There is a lot going on in this comic, which makes for a dense and entertaining read, and is nice to see in an industry apparently dominated by simplistic stories with pretensions of grandeur. The density of the plotting also goes a long way to selling the fantastic setting, by suggesting a bizarre environment that nonetheless displays all the complexity of a real community. All that said, it does seem that with so many plots all jostling for space, there isn't much room for actual plot progression, and the ongoing storylines don't seem to have developed much since the previous issue. This isn't helped by the shocking cliffhanger of the first issue apparently being casually discarded this time around, although I'm going to give Spurrier the benefit of the doubt on that.
Despite all of Spurrier's hard work in constructing both a setting and a series of engaging characters and plots, the star of the Gutsville show has to be artist Frazer Irving. His characters are expressive, his storytelling is flawless, and he generally does a wonderful job of conveying the strange and twisted fairy tale world Spurrier has created. The eerie, almost neon, colouring is part of this, giving a vivid sense of unnatural surroundings and odd lighting. Irving takes this approach even further in another striking Dreamtime sequence that, characteristically of this series, is at once a bit of flashy art, necessary exposition and a neat solution to a particular character's obstacle.
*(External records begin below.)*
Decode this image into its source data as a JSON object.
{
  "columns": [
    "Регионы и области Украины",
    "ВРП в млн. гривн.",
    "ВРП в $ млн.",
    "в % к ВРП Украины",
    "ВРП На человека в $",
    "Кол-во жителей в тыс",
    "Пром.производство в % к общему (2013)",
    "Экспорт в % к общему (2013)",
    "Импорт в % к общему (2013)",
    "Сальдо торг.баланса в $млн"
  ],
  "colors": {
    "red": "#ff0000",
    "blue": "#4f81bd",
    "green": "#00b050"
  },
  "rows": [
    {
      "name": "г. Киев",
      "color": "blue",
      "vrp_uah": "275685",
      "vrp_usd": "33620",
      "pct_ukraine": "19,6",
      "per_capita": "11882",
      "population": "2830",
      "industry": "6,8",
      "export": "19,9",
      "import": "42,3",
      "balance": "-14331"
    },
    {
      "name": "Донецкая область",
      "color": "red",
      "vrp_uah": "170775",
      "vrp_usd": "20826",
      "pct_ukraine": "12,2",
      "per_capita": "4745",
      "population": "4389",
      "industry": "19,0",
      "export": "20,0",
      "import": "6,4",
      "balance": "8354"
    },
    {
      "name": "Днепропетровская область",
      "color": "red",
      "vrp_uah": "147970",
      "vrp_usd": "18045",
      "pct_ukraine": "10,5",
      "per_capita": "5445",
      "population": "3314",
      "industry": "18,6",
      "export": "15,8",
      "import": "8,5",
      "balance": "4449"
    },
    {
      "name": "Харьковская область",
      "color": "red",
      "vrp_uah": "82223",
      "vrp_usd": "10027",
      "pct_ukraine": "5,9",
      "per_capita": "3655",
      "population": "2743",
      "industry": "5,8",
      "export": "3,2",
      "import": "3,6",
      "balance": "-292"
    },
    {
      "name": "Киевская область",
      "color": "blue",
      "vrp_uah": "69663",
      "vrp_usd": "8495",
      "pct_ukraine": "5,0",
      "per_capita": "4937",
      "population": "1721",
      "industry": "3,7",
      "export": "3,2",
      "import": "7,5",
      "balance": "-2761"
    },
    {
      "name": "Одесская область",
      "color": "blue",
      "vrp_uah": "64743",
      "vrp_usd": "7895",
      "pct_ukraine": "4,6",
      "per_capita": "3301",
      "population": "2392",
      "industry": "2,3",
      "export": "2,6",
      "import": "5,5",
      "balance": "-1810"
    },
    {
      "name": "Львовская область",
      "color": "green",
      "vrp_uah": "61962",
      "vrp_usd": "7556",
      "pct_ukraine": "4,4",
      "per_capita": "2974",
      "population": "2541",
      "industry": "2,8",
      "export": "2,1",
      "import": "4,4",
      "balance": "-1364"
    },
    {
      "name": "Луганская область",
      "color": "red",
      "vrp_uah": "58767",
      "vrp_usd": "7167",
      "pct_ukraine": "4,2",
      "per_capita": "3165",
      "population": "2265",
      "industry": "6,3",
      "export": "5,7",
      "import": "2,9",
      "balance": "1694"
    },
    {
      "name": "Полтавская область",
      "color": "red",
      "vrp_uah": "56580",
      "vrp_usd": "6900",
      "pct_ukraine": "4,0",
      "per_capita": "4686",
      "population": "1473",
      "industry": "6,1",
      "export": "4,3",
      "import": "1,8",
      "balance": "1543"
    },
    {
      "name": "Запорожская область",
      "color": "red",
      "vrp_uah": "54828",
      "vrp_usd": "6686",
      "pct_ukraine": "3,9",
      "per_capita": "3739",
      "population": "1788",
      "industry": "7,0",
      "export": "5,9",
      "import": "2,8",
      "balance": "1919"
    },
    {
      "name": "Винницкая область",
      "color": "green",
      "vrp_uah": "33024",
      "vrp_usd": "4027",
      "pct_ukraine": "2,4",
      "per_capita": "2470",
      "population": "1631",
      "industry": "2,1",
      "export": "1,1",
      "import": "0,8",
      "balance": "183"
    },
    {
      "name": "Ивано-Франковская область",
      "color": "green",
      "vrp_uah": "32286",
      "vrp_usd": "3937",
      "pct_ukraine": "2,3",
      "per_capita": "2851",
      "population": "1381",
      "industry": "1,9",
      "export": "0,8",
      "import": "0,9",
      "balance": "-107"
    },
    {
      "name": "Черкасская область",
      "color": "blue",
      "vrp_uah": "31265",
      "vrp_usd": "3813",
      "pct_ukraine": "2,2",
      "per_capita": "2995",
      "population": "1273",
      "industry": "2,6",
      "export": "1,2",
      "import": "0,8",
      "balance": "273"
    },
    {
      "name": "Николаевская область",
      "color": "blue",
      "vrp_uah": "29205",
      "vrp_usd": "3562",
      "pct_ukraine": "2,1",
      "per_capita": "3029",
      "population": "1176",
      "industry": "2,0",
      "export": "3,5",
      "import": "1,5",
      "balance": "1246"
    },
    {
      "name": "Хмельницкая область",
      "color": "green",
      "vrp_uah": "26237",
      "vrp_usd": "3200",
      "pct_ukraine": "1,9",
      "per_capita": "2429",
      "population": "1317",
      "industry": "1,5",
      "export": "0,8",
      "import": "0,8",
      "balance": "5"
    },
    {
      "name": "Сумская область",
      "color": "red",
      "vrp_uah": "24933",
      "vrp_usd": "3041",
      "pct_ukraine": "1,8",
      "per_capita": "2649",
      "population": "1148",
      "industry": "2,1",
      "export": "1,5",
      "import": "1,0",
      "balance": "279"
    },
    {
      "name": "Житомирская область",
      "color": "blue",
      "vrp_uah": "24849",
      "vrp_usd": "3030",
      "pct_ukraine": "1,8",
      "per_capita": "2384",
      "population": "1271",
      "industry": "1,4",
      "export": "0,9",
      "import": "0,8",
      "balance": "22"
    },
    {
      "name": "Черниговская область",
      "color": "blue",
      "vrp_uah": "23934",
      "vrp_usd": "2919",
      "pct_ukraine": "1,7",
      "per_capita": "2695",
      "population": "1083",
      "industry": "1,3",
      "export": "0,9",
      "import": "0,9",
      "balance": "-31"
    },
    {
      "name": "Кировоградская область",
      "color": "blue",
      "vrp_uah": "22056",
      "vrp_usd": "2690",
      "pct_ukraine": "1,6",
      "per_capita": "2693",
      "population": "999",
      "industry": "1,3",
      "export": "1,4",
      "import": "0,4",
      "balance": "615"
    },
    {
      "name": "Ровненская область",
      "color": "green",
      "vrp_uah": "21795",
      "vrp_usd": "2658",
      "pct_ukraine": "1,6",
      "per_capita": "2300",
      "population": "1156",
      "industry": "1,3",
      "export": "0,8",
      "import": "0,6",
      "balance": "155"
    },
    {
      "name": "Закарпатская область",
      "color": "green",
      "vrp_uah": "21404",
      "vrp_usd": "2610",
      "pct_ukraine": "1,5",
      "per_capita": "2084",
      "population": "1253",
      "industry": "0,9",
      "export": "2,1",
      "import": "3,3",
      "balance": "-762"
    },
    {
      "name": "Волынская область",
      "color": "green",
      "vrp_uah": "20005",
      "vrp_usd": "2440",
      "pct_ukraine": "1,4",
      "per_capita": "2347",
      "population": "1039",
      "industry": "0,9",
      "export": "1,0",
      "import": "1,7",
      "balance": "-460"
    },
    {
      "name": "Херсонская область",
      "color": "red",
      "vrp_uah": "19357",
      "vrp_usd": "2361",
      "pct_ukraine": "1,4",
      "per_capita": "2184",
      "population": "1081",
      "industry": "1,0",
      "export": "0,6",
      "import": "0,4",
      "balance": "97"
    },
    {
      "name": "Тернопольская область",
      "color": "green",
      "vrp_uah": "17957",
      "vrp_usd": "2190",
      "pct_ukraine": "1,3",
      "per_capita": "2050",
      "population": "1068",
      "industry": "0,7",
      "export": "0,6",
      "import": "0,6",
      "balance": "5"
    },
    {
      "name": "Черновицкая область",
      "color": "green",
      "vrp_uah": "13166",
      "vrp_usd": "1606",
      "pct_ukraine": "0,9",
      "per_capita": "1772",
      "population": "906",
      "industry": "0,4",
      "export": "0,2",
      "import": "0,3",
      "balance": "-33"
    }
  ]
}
I'm concerned that Gutsville will, in the end, be nothing more than an intricate setting dressed up with gorgeous art, as the actual story seems to already be playing catch-up. I hope I'm wrong, as so much hard work has clearly been put into this title that it would be incredibly disappointing if there turned out to be no real substance behind it. Gutsville is a good comic poised upon the verge of greatness, if only the pacing can be given a bit of a jolt.